10.4. Setting weights¶
Central to the construction of composite indicators in the need to combine data which implies decisions on weighting. The dialog to set weights is opened in the same way as described in Setting the operators to be used to aggregate variables. Several weighting techniques are available, and some make use of statistical models. For the IRMT we implemented a simple solution to weighting that is often based on the results of participatory approaches. A weight can be edited manually by clicking on its value and overwriting it with a new value. A weight can also be edited by clicking on the spinner arrows to increase or decrease the weight. By clicking Update, the weights will be re-calculated in order to make them sum to 1. In other words, if you have 3 variables and you set their weights to 1, 2 and 5 and you press Update, the weights will be re-calculated to be respectively 0.125, 0.250 and 0.625, keeping the same proportion between each other, and summing to 1.
10.5. Inverting a variable¶
The dialog to invert variables is opened in the same way as described in Setting the operators to be used to aggregate variables. If a variable contributes in a negative way to the composite indicator (e.g., a higher education corresponding to a lower social vulnerability), it is possible to indicate such an inverse relationship by pressing the Invert button next to the variable name. The effect on a composite indicator in response to this decision process and setting is that each value of an inverted variable will be to multiplied by -1 each time the variable is used in a calculation.
Note
Please note that the layer field will keep holding the original value of the variable, and that the inversion will be performed on-the-fly for the purpose of the calculation.
Please also be aware of the fact that multiplying a variable by -1 is not always what is actually needed to invert the meaning of an indicator. For instance, let us suppose we want to meaningfully “invert” a percentage of 80%. The correct way to do so would be to calculate 100% - 80% = 20%. Such kind of transformation can be easily performed using the QGIS Field Calculator, in order to obtain a new field to be used in the project.

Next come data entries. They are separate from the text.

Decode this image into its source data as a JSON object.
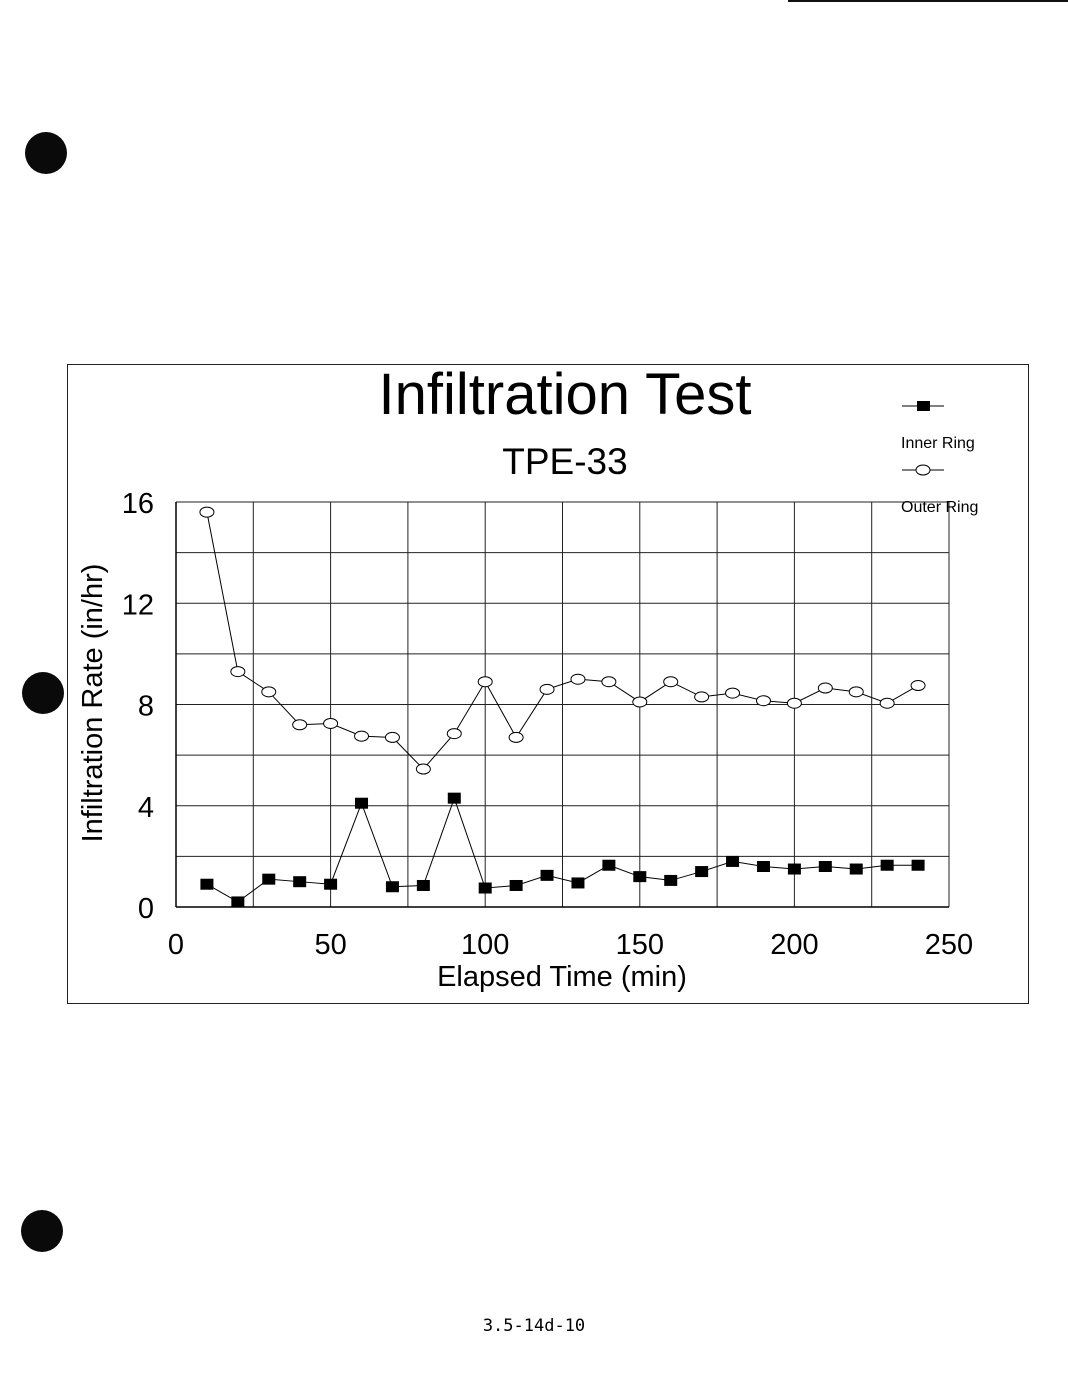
{
  "page_number": "3.5-14d-10",
  "chart_data": {
    "type": "line",
    "title": "Infiltration Test",
    "subtitle": "TPE-33",
    "xlabel": "Elapsed Time (min)",
    "ylabel": "Infiltration Rate (in/hr)",
    "xlim": [
      0,
      250
    ],
    "ylim": [
      0,
      16
    ],
    "xticks": [
      0,
      50,
      100,
      150,
      200,
      250
    ],
    "yticks": [
      0,
      4,
      8,
      12,
      16
    ],
    "grid": true,
    "legend_position": "top-right",
    "x": [
      10,
      20,
      30,
      40,
      50,
      60,
      70,
      80,
      90,
      100,
      110,
      120,
      130,
      140,
      150,
      160,
      170,
      180,
      190,
      200,
      210,
      220,
      230,
      240
    ],
    "series": [
      {
        "name": "Inner Ring",
        "marker": "filled-square",
        "color": "#000000",
        "values": [
          0.9,
          0.2,
          1.1,
          1.0,
          0.9,
          4.1,
          0.8,
          0.85,
          4.3,
          0.75,
          0.85,
          1.25,
          0.95,
          1.65,
          1.2,
          1.05,
          1.4,
          1.8,
          1.6,
          1.5,
          1.6,
          1.5,
          1.65,
          1.65
        ]
      },
      {
        "name": "Outer Ring",
        "marker": "open-circle",
        "color": "#000000",
        "values": [
          15.6,
          9.3,
          8.5,
          7.2,
          7.25,
          6.75,
          6.7,
          5.45,
          6.85,
          8.9,
          6.7,
          8.6,
          9.0,
          8.9,
          8.1,
          8.9,
          8.3,
          8.45,
          8.15,
          8.05,
          8.65,
          8.5,
          8.05,
          8.75
        ]
      }
    ]
  }
}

10.6. Assigning a new name to a variable¶
The dialog to assign a new name to a variable is also opened in the same way as described in Setting the operators to be used to aggregate variables. By clicking on the variable’s name, a popup dialog asks users to insert the new name. The project definition will be updated accordingly, linking the layer’s fieldname with the modified description.
10.7. Styling the layer by a chosen field¶
The dropdown menu entitled Style layer by on the bottom of the Set weights and operators module can be used to choose fields within a layer, i.e., fields other than those delineated within the project definition to be symbolized, allowing all fields in a layer to be to be symbolized on-the-fly. This can be useful, for instance, to map the values calculated for different sub-indicators, or even individual variables if they are of interest. By default, the selection is blank. In the default case, the tool will adopt the following convention: 1) if the IRI can be computed, then the layer will be symbolized according to it; 2) otherwise, if the SVI can be computed, then it will be used as the default case for symbolization in the absence of IRI; 3) otherwise, the convention will apply with respect to the RI; and 4) if none of main sub-indicators can be calculated, then the layer will not be re-styled unless the user uses the dropdown menu to specify a specific symbolization field.
[1] | Adapted from [TAT12] |
[TAT12] | Tate, E.C. 2012. Social vulnerability indices: a comparative assessment using uncertainty and sensitivity analysis, Natural Hazards, 63(2): 325-347 |